Livv
Décisions

CA Aix-en-Provence, 1re et 7e ch. réunies, 28 novembre 2019, n° 17/03940

AIX-EN-PROVENCE

Arrêt

Confirmation

PARTIES

Défendeur :

le Gabian (SARL)

COMPOSITION DE LA JURIDICTION

Président :

M. Benhamou

Conseillers :

Mme Mendoza, Mme Deparis

TGI Nice, du 1 févr. 2017, n° 13/00013

1 février 2017

EXPOSÉ DU LITIGE

Par acte notarié des 14 et 20 décembre 1961, Madame P. a vendu aux consorts Z. et P. un fonds de commerce d'hôtel restaurant et leur a donné à bail commercial un bien sis [...], à usage exclusif d'hôtel-restaurant, pour une durée de neuf années, le bail venant à échéance le 31 décembre 1970.

Madame C.-C. est venue aux droits de Madame P. et la SARL LE GABIAN est venue aux droits des consorts Z.-P..

Il n'est pas contesté par les parties que le bail a fait l'objet de plusieurs renouvellements.

Par acte d'huissier du 06 avril 2007, le bailleur a notifié à son preneur un congé avec offre de renouvellement avec effet au 31 décembre 2007, ce dernier acceptant le principe du renouvellement.

Par acte du 27 juillet 2012, le bailleur a sollicité la révision triennale du loyer et sa fixation à la somme de 100 000 euros par an, en principal.

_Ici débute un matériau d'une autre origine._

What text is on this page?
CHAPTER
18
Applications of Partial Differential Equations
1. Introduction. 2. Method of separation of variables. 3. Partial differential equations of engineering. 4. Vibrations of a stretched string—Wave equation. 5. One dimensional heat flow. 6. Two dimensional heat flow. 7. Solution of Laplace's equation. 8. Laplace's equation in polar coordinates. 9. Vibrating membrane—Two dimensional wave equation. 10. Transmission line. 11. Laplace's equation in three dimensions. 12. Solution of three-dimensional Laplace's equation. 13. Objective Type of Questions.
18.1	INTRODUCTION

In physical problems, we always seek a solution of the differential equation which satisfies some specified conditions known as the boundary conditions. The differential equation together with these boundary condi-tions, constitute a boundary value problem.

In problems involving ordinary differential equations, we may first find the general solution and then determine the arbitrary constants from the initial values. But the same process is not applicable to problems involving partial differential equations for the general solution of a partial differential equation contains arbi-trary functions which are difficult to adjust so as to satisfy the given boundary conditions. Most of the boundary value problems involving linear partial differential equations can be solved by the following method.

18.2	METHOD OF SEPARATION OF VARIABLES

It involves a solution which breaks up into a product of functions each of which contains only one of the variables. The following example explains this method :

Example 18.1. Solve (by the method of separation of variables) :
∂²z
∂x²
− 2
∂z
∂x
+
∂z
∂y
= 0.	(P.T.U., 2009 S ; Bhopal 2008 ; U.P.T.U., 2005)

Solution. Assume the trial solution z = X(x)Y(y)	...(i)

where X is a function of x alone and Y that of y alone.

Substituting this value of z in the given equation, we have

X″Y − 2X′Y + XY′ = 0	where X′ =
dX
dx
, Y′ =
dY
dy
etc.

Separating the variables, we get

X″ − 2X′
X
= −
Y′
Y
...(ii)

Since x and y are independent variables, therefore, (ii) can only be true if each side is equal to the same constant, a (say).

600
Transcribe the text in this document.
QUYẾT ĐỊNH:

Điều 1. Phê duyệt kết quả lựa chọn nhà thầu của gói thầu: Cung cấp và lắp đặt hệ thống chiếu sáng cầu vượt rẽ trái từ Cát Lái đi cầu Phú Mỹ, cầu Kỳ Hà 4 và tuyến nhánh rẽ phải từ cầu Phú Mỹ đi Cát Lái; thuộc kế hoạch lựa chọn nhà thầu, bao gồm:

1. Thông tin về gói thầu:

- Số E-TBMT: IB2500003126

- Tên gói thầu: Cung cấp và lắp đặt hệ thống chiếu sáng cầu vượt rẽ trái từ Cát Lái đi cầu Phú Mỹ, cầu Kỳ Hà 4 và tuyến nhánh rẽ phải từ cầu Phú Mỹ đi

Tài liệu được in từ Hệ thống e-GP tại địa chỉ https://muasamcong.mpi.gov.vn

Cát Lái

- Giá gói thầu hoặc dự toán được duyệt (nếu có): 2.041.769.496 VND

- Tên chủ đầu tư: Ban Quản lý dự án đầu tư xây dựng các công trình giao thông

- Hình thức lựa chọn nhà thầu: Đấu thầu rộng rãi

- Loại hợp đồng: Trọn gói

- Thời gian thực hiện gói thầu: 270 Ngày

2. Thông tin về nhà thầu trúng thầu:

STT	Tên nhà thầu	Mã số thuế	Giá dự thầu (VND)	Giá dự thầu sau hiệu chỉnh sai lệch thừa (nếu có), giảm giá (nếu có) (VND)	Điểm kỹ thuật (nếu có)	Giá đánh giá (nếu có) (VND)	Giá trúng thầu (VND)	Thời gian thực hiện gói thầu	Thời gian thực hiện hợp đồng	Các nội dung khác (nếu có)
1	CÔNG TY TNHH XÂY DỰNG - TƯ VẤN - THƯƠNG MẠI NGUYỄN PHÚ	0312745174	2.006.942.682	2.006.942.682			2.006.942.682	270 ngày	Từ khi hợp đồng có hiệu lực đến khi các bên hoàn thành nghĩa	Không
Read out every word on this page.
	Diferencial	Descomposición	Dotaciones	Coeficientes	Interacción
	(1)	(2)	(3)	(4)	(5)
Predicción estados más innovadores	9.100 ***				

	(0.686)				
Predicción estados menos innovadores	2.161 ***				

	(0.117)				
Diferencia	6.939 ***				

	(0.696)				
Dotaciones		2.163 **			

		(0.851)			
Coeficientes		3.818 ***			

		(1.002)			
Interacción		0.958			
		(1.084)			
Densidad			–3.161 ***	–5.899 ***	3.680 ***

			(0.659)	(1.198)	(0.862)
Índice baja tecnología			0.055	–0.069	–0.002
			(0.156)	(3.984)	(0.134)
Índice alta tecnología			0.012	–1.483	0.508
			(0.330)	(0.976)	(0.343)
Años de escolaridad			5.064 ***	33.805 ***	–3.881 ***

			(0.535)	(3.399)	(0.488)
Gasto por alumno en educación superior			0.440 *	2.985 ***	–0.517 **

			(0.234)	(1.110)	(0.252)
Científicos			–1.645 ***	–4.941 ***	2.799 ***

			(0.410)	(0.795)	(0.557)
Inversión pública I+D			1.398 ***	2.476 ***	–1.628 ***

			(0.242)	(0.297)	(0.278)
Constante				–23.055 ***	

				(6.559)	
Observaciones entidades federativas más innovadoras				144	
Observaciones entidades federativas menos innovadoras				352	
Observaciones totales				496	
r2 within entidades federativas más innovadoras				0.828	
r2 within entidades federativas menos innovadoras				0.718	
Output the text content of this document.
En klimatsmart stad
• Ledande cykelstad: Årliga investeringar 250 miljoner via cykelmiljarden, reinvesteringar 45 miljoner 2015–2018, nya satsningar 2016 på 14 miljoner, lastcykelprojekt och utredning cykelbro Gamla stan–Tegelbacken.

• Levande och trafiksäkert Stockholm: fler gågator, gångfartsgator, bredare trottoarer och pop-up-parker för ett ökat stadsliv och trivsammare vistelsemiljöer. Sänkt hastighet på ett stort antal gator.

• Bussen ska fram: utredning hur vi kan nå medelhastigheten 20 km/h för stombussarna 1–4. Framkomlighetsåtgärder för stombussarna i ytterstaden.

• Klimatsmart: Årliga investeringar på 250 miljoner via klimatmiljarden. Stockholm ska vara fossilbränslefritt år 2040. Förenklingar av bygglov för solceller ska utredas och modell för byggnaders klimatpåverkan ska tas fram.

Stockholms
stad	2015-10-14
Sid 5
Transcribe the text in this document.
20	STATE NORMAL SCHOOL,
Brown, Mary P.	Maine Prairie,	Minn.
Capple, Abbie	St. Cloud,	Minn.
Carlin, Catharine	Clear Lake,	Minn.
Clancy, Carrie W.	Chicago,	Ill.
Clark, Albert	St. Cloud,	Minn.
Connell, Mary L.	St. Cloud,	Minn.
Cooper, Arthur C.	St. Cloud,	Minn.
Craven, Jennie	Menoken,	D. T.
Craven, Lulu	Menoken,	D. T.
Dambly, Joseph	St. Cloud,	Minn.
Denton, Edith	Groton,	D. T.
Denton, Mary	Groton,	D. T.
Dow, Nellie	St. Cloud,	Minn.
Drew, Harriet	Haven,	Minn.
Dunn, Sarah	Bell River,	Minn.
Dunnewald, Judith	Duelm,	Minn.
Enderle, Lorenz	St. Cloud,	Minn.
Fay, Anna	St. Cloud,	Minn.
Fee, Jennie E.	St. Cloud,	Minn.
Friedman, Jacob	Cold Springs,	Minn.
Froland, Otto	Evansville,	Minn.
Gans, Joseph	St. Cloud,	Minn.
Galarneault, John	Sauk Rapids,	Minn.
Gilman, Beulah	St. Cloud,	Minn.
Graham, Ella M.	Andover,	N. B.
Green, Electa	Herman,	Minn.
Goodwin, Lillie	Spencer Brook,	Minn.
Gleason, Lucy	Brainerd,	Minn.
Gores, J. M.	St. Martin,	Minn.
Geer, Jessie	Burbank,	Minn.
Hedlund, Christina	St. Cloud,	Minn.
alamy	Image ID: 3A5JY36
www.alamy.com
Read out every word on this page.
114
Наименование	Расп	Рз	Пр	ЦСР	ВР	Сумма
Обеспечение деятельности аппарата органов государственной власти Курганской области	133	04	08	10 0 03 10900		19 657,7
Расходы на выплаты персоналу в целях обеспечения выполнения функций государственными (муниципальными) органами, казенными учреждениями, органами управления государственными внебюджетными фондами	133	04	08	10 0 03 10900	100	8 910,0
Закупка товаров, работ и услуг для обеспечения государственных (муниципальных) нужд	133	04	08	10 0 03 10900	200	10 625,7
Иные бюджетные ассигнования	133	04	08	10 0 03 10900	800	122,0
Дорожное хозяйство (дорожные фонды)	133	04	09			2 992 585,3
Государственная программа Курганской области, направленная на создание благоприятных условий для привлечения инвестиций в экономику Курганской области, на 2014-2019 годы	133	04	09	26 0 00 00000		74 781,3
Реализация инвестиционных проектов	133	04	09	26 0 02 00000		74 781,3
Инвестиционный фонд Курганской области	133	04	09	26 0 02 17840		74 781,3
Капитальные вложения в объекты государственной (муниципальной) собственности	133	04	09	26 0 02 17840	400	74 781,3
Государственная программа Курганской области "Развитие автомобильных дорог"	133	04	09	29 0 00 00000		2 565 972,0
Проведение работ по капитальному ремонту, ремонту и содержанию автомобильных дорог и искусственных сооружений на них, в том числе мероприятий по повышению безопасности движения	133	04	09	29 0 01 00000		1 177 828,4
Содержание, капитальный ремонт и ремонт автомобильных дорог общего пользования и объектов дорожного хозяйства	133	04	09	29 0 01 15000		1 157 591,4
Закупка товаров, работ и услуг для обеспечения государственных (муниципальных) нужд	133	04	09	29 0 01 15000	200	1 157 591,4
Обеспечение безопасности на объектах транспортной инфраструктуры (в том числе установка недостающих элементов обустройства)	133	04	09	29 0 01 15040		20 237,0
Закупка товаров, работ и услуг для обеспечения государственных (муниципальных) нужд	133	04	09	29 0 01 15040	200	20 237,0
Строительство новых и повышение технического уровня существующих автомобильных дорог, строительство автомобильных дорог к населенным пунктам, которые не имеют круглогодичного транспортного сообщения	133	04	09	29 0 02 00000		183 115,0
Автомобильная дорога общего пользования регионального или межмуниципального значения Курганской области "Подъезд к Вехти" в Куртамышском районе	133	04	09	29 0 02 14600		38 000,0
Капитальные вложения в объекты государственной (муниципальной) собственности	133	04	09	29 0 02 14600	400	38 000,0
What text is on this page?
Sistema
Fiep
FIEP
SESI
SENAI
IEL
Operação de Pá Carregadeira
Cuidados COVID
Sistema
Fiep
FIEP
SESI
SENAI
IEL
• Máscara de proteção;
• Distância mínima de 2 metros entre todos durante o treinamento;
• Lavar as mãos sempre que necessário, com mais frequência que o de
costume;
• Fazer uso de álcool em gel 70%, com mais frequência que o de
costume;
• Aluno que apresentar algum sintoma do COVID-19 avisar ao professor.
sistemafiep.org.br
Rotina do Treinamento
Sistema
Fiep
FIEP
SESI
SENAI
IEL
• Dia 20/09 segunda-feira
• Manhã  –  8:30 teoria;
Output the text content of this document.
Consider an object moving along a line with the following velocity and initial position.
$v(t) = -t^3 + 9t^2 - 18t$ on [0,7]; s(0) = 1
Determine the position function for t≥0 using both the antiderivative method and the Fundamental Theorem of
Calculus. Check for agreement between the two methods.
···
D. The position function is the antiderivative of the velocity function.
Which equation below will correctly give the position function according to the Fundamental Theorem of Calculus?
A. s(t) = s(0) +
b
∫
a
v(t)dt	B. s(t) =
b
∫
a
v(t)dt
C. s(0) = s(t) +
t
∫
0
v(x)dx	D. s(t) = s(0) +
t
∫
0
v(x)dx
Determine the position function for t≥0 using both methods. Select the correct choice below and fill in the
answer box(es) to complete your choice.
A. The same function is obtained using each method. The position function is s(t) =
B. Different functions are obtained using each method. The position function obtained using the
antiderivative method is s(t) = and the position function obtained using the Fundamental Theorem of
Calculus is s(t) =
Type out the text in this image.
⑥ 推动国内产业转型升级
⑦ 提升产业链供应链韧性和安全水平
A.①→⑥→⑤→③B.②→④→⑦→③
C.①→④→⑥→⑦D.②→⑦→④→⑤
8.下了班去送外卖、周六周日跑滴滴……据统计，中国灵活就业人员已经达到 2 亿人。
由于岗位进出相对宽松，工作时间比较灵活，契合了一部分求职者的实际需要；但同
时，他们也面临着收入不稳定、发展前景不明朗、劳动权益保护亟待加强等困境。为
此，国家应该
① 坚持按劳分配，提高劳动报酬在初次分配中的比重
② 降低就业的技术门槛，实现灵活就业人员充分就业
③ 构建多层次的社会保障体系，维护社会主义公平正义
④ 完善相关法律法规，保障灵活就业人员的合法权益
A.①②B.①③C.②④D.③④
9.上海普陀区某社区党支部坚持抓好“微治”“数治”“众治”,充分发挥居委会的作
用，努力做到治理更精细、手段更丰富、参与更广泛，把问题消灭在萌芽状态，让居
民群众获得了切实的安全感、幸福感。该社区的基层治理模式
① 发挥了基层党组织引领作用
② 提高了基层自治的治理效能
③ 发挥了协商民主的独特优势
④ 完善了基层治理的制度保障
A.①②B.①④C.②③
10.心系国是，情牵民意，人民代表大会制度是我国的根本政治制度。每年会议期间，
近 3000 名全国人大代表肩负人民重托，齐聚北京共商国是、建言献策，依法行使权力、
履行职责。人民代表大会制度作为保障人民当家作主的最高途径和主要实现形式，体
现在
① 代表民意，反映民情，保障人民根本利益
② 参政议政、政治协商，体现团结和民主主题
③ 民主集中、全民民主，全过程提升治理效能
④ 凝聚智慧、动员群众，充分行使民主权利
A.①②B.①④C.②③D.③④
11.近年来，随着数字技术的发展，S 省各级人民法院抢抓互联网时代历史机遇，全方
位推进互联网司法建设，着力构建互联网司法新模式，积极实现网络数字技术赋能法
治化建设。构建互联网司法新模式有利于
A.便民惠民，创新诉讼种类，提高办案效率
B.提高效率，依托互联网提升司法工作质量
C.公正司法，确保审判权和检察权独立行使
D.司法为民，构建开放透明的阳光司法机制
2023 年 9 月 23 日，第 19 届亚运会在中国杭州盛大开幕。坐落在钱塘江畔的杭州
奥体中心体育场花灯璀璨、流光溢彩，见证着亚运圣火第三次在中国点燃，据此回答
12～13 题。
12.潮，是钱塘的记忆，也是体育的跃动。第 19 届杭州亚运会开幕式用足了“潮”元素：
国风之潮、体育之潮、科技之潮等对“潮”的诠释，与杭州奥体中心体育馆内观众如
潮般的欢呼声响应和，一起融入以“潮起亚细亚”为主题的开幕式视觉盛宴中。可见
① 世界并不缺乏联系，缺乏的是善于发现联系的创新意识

En l'absence d'accord entre les parties, le juge des loyers commerciaux a été saisi.

Par jugement mixte du 04 décembre 2013, le juge des loyers commerciaux a ordonné une expertise et dit n'y avoir lieu à la fixation d'un loyer provisionnel.

Le rapport d'expertise a été établi par Monsieur Loïc G..

Par jugement contradictoire du premier février 2017, le juge des loyers commerciaux du tribunal de grande instance de Nice a :

- déclare recevables les interventions volontaires de Mesdames N. et Christelle B.,

- débouté Madame C.-C., Mesdames N. et Christelle B. de leur demande de révision triennale du loyer au 27 juillet 2012 avec fixation du montant du loyer à la valeur locative,

- débouté Madame C.-C., Mesdames N. et Christelle B. de leur demande de révision du loyer avec fixation du montant du loyer à la valeur locative, en application de l'article L. 145-39 du code du commerce,

- débouté les parties de l'ensemble de leurs autres demandes plus amples ou contraires,

- condamné in solidum Madame C.-C., N. et Christelle B. à payer à la SARL LE GABIAN la somme de 1800 euros sur le fondement de l'article 700 du code de procédure civile ainsi qu'aux dépens de l'instance, comprenant les frais d'expertise judiciaire.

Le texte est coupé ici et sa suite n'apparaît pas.